Deputados da oposição e o assessor especial da Presidência da República, embaixador Celso Amorim, divergiram nesta quarta-feira (12), na Câmara dos Deputados, sobre o atrito recente nas relações entre Brasil e EUA. Durante audiência pública, foram debatidas medidas controversas como o tarifaço norte-americano, o impasse na concessão de vistos diplomáticos e a classificação de facções criminosas brasileiras como organizações terroristas pelo governo dos Estados Unidos.
Na visão de Celso Amorim, as sanções econômicas impostas pela Casa Branca sob a gestão de Donald Trump possuem caráter estritamente político, visando submeter os países da América Latina aos interesses de Washington.
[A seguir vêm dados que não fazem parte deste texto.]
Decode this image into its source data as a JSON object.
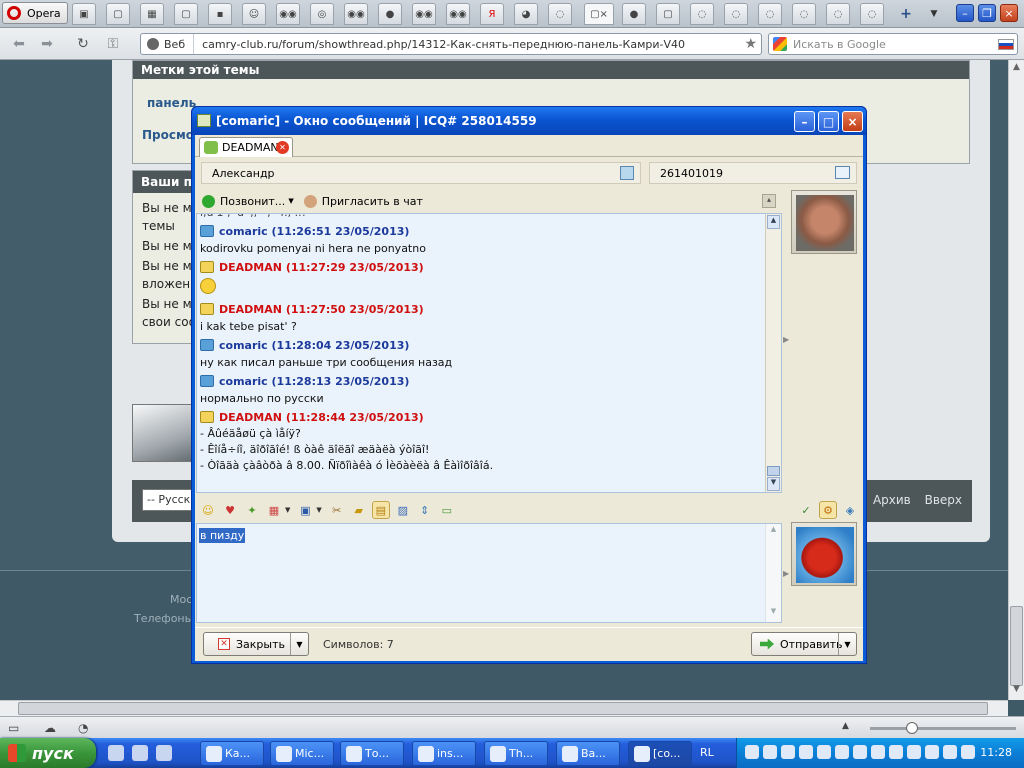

Ele ressaltou que o presidente Luiz Inácio Lula da Silva não aceitará que decisões unilaterais venham a restringir a soberania ou a economia do país.
Para corroborar sua tese, o embaixador citou um vídeo divulgado pela diplomacia norte-americana no qual se sugere a liderança inquestionável dos EUA sobre a região. Segundo Amorim, a gravação demonstra uma intenção explícita de relativizar a autonomia dos Estados latino-americanos, incluindo o Brasil.
Em contrapartida, parlamentares oposicionistas responsabilizaram o governo brasileiro pela deterioração do ambiente diplomático. O presidente da Comissão de Relações Exteriores, deputado Luiz Philippe de Orléans e Bragança (PL-SP), argumentou que a aproximação do Brics com uma agenda anti-ocidental compromete o pragmatismo comercial do país.
Apesar de o bloco formado por economias emergentes rejeitar o rótulo anti-ocidental — ressaltando a presença da Índia —, o deputado também cobrou a aprovação do visto diplomático para Daniel Pérez, indicado por Washington para a embaixada no Brasil. O impasse levou os Estados Unidos a cancelarem o visto da embaixadora brasileira Maria Luiza Viotti.
Outro crítico da atuação brasileira foi o deputado Marcel Van Hatten (Novo-RS), que acusou o Brasil de afrontar a soberania norte-americana ao suspender contas corporativas na rede social X por descumprimento de ordens judiciais. O parlamentar associou diretamente a retaliação tarifária dos EUA às decisões da Justiça brasileira.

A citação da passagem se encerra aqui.